Покрыл ее с станишной конюшни жеребец по кличке «Донец», и на пятой неделе поста ждем. Мы рады об твоей службе и что начальство одобряет тебя. Ты служи, как и полагается. За царем служба не пропадет. А Наталья теперича будет у нас проживать, и ты об этом подумай. А ишо беда: на масленую зарезал зверь трех овец. Ну, бывай здоров и богом хранимый. Про жену не забывай, мой тебе приказ. Она ласковая баба и в законе с тобой. Ты борозду не ломай и отца слухай. Твой родитель, старший урядник Пантелей Мелехов».
Полк Григория стоял в четырех верстах от русско-австрийской границы, в местечке Радзивиллово. Григорий писал домой изредка. На сообщение о том, что Наталья пришла к отцу, ответил сдержанно, просил передать ей поклон; содержание писем его было уклончиво и мутно. Пантелей Прокофьевич заставлял Дуняшку или Петра перечитывать их по нескольку раз, вдумываясь в затаенную меж строк неведомую Григорьеву мысль. Перед Пасхой он в письме прямо поставил вопрос о том, будет ли Григорий по возвращении со службы жить с женой или по-прежнему с Аксиньей.
Григорий ответ задержал. После Троицы получили от него короткое письмо. Дуняшка читала быстро, глотая концы слов, и Пантелей Прокофьевич с трудом поспевал улавливать смысл, откидывая бесчисленные поклоны и расспросы. В конце письма Григорий касался вопроса о Наталье:
«…Вы просили, чтоб я прописал, буду я аль нет жить с Натальей, но я вам, батя, скажу, что отрезанную краюху не прилепишь. И чем я Наталью теперь примолвлю, как у меня, сами знаете, дите? А сулить я ничего не могу, и мне об этом муторно гутарить. Нады поймали на границе одного с контрабандой, и нам довелось его повидать, объясняет, что вскорости будет с австрийцами война и царь ихний будто приезжал к границе, осматривал, откель зачинать войну и какие земли себе захапать. Как зачнется война, может, и я живой не буду, загодя нечего решать».
* * *
Наталья работала у свекра и жила, взращивая бессознательную надежду на возвращение мужа, опираясь на нее надломленным духом. Она ничего не писала Григорию, но не было в семье человека, кто бы с такой тоской и болью ожидал от него письма.

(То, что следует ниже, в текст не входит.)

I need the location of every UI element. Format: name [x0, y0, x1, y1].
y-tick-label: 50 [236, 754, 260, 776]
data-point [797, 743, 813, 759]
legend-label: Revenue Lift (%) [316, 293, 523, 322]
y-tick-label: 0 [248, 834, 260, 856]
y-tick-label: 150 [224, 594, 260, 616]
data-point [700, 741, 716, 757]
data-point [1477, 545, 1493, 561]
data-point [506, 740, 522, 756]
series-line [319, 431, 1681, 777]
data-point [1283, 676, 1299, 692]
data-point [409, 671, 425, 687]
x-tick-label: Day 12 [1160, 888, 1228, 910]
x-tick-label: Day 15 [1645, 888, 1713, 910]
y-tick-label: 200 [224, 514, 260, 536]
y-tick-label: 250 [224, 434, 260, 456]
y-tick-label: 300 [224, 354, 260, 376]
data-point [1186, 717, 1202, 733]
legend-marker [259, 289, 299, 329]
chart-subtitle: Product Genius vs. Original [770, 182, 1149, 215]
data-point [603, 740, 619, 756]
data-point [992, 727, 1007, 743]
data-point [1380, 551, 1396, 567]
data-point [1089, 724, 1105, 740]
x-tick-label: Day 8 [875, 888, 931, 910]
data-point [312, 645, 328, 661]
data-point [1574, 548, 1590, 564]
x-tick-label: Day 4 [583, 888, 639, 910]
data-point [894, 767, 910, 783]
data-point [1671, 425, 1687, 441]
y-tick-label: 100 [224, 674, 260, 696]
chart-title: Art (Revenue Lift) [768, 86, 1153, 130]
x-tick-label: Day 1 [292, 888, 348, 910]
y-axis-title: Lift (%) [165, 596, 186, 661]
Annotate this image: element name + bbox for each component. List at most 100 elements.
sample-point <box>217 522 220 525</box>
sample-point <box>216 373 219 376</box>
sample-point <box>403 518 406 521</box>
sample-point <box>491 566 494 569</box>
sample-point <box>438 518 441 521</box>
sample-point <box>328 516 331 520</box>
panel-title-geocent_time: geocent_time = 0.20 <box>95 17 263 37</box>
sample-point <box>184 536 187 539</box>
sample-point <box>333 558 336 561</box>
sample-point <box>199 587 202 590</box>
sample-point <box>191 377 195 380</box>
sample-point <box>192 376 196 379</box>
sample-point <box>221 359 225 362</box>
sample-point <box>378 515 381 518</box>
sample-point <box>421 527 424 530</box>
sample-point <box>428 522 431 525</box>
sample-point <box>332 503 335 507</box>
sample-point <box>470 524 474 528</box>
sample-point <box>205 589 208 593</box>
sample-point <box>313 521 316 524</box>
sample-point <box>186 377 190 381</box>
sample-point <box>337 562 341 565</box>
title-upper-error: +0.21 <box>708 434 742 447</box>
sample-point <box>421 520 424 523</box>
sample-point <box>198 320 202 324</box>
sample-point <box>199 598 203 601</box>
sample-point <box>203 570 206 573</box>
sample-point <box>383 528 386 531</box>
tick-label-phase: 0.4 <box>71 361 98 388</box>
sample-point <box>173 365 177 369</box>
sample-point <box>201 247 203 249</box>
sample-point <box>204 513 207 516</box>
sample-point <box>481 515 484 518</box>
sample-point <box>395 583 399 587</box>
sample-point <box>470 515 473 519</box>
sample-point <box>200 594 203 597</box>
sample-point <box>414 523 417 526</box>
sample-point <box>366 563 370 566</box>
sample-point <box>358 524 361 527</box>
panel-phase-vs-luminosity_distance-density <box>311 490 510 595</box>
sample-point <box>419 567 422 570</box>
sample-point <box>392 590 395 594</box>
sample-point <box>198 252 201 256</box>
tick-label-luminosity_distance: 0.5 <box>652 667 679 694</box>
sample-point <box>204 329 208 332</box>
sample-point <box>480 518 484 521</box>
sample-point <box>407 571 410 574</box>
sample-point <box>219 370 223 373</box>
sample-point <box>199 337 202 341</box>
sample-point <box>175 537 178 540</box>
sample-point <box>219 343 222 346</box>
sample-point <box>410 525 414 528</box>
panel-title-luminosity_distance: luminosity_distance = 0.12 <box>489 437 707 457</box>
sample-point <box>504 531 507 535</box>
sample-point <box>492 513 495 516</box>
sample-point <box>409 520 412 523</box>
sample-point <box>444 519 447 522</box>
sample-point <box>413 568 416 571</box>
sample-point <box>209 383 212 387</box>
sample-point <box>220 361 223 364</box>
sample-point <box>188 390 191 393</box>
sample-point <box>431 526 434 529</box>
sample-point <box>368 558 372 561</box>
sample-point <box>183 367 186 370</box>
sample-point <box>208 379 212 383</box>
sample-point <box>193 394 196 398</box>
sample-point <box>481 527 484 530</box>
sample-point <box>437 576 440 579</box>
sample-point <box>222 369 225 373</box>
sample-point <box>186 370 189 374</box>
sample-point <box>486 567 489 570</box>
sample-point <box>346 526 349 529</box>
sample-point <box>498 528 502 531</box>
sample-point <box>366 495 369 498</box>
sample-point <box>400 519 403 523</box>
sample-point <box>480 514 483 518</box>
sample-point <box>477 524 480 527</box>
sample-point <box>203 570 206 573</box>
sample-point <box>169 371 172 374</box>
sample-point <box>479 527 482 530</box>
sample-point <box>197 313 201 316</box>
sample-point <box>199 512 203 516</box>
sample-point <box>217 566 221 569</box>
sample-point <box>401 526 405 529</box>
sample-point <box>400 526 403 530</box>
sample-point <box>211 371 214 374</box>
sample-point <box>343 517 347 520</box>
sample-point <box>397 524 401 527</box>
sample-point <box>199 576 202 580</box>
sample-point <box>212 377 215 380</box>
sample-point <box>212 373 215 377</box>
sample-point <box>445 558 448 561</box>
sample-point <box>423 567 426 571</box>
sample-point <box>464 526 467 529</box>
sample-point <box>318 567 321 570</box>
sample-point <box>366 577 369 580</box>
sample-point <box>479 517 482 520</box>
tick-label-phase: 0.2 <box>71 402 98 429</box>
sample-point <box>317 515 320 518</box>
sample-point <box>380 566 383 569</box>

Обычным, нерушимым порядком шла в хуторе жизнь: возвратились отслужившие сроки казаки, по будням серенькая работа неприметно сжирала время, по воскресеньям с утра валили в церковь семейными табунами; шли казаки в мундирах и праздничных шароварах; длинными шуршащими подолами разноцветных юбок мели пыль бабы, туго затянутые в расписные кофточки с буфами на морщиненых рукавах.
А на квадрате площади дыбились задранные оглобли повозок, визжали лошади, сновал разный народ; около пожарного сарая болгары-огородники торговали овощной снедью, разложенной на длинных ряднах, позади них кучились оравами ребятишки, глазея на распряженных верблюдов, надменно оглядывавших базарную площадь, и толпы народа, перекипавшие красно-околыми фуражками и цветастой россыпью бабьих платков. Верблюды пенно перетирали бурьянную жвачку, отдыхая от постоянной работы на чигире, и в зеленоватой сонной полуде застывали их глаза.
По вечерам в топотном звоне стонали улицы, игрища всплескивались в песнях, в пляске под гармошку, и лишь поздней ночью догорали в теплой сухмени последние на окраинах песни.
Наталья на игрища не ходила, с радостью выслушивала бесхитростные Дуняшкины рассказы. Невидя выровнялась Дуняшка в статную и по-своему красивую девку. Рано вызрела, как яблоко-скороспелка. В этом году, отрешая от ушедшего отрочества, приняли ее старшие подруги в девичий свой круг. Вышла Дуняшка в отца: приземистая собой, смуглая.
Пятнадцатая весна минула, не округлив тонкой угловатой ее фигуры. Была в ней смесь, жалкая и наивная, детства и расцветающей юности: крепли и заметно выпирали под кофтенкой небольшие, с кулак, груди, раздавалась в плечах; а в длинных, чуть косых разрезах глаз все те же застенчивые и озорные искрились черные, в синеве белков миндалины.